Crow J did not consider that information received years after the alleged abuse could have any bearing on the respondent’s conduct at the time, nor could it have put the respondent at the risk of the abuse such that there was no “strand in the rope”.

The Court of Appeal has now overturned that ruling, finding that the nature of information about prior similar incidents is not confined to information about prior incidents that have a causative effect regarding the allegations made by a claimant and that disclosure of that information ought to be provided so that the Court can determine at trial whether the information has any causative effect or not.

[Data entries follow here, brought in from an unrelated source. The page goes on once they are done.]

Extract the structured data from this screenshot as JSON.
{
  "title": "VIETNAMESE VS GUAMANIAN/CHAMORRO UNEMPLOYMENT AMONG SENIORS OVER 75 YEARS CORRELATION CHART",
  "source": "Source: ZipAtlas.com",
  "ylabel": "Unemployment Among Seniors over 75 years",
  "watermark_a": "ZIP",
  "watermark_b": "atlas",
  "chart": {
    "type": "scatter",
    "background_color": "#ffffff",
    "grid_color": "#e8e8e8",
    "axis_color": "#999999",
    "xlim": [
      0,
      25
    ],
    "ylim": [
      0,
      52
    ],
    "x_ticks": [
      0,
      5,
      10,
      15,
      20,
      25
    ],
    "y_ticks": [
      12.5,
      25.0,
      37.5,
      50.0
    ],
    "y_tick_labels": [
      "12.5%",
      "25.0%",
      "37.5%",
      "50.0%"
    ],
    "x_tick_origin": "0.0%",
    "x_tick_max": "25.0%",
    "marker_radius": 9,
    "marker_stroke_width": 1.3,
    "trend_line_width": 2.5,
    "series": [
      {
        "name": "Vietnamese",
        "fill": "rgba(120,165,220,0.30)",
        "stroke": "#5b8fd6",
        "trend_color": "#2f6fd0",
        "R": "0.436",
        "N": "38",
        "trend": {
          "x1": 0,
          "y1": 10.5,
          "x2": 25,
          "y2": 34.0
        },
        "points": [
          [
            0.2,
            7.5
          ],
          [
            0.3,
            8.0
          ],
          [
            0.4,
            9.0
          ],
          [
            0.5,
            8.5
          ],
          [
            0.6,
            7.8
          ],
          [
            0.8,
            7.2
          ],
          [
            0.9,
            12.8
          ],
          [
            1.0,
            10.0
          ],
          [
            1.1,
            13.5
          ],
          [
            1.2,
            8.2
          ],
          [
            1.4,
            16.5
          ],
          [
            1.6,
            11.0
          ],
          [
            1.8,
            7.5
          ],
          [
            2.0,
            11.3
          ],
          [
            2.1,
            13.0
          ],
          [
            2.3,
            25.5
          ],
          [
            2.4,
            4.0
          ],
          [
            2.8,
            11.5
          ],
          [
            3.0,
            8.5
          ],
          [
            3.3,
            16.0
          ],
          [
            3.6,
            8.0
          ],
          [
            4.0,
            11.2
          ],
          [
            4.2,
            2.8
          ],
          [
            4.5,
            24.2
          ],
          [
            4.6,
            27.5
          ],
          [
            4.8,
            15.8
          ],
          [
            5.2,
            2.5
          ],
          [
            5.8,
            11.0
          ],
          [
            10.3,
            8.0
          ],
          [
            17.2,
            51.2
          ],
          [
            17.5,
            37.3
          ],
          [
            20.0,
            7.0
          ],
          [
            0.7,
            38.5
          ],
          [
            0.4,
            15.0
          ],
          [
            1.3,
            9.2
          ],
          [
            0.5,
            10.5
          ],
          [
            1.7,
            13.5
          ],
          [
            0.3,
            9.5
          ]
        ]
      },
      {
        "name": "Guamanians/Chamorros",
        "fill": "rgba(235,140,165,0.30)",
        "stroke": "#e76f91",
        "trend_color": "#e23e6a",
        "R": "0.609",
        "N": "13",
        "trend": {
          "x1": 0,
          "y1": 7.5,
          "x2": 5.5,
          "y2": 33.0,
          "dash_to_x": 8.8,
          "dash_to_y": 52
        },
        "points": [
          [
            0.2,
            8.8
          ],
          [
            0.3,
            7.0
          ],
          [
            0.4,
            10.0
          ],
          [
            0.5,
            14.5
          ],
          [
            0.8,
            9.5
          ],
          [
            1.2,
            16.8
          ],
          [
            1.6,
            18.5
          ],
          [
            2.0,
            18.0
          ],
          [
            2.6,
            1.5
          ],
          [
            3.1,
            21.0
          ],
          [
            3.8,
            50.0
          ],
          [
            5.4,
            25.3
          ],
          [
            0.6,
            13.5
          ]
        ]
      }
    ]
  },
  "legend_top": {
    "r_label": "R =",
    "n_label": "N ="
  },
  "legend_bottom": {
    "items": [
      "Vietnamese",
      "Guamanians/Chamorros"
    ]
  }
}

In reaching that decision, the Court of Appeal was primarily influenced by the fact that:

  1. the definition of ‘incident’ in PIPA includes the phrase “or other act, omission or circumstance”; and
  2. the legislative intent set out in section 21 PIPA is to put the parties in a position where they have enough information to assess liability and quantum in relation to a claim.

It was also held that it is not for a defendant to decide whether the information that it provides in response to a request is accurate or true (that is, complaints which a defendant believes, as opposed to knows/has proven, to be false or inaccurate are still to be disclosed).

 That obviously sets a new and more onerous duty of disclosure on a defendant regarding the existence of prior incidents, though one that seems to have been in the making for some time recalling the similar decision of her Honour Holmes CJ from March 2021 of Re XCJ [2021] QSC 129. It seems that the new approach is that:

  1. complaints made may be relevant if they are true or it is not known whether they are true or false; and
  2. prior complaints that are known to be false need not be disclosed.

However, the Court of Appeal judgement confirms that this more onerous duty is not unfettered, and the following limitations still apply (and defendants need to be very aware of them):

  1. the information sought must still be in the defendant’s possession and that “does not extend to what might be obtained through enquiry”, but where an insurer is conducting the defence, the insurer must provide the information that is available to its insured;
  2. the information sought must still pertain to an allegation made by the claimant in the Part 1 Notice of Claim form, and each case turns on those allegations and its own facts- see paragraph 128 regarding the Oliver decision; and

the information need not be required if known to be false (i.e. it has been investigated and proven false or withdrawn by the complainant with acknowledgement that it was false).[i]

In a way, the Court of Appeal judgment skates very close to endorsing hindsight reasoning and creates a big headache for defendants and their insurers about what weight information that has not been put through the trier of fact process will have. If information that is first made available after an incident and likely false but cannot be proven as false (because it has not been tried and tested) now must be disclosed and can be relied upon, how will the process not involve multiple trials within trials?


An appropriately worded notice of claim will now be a powerful tool for a claimant in terms of securing a broader range of information than was previously thought to be disclosable under section 27 PIPA (including records of past complaints) if it can be established that they are:

  1. true, or at least not known to be false, and
  2. relevant in that there was an omission to do something in light of those complaints.

Practically, this will create a lot more work for defendants and their insurers, investigators and solicitors in terms of meeting the new and more onerous duty. What is also left open is the scope for disclosure of previous similar incidents for matters where such similar incidents are much more frequent (i.e. not limited to a single perpetrator or specific period)- consider slip and falls at shopping centres- will all slip and falls since the establishment of a shopping centre need to be disclosed for each and every subsequent slip and fall claim at that shopping centre?

We expect the Court of Appeal decision will be the first of many hearings to confirm the breadth of the new goalposts.